Crew of a RCAF Lancaster bomber, 1944

He was probably attached, like many RCAF men, to No.6 Group, RAF Bomber Command. His father remarried in March 1943. In August that year no.s 5, 6 and 8 Group were assigned to Operation Hydra, part of a campaign to disrupt Germany’s development of V-weapons. Hydra was aimed at the Peenemünde Army Research Centre in northeastern Germany, where the V2 bomb was being developed and manufactured. The threat from such weapons was such that Churchill ordered that the facility be attacked “on the heaviest possible scale.”

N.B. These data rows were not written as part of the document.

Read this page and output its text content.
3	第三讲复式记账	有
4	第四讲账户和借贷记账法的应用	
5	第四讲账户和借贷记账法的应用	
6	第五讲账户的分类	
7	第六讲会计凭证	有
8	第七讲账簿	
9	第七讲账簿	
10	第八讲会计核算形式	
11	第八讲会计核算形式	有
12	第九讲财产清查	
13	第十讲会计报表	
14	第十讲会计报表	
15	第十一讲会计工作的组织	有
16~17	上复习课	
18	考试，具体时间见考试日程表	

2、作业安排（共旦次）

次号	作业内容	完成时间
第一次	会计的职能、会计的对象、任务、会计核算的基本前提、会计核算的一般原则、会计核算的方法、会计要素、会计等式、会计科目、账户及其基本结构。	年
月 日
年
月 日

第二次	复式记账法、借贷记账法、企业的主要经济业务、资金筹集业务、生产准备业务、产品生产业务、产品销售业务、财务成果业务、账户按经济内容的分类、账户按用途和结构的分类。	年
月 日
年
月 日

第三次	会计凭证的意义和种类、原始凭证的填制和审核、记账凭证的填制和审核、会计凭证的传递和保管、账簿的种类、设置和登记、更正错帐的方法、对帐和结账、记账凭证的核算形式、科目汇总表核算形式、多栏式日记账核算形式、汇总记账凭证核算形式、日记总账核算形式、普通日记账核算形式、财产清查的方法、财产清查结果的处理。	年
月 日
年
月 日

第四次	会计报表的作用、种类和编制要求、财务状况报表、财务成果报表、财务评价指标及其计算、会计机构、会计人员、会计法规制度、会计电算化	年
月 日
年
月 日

The attack, by 596 bomber aircraft, took place on the night of 17th/18th August 1943. It was successful only inasmuch as it delayed the V2 programme by about two months, the time it took the Germans to move the project to a safer location in the mountains to the south. The raid killed two key scientists and several hundred civilian prisoners who had been forced to work at Peenemünde and were housed in a neighbouring concentration camp.

Bomb craters surrounding a V2 testlaunch site at Peenemünde after Operation Hydra – but many craters were mock-ups placed by the Germans to deceive allied reconnaissance flights checking the effectiveness of the raid

Allied losses were relatively slight considering the scale of the assault. 40 bombers were lost, with 215 personnel, of which about 86 were Canadian airmen. One of them was Pilot Officer Frederick James Piper. He is buried nearby in Kiel War Cemetery.

After the war, Canada honoured its fallen by naming some of the myriad lakes in the north of the country after them. Piper Lake, in northern Saskatchewan, is the rather beautiful memorial to my southern Saskatchewan cousin.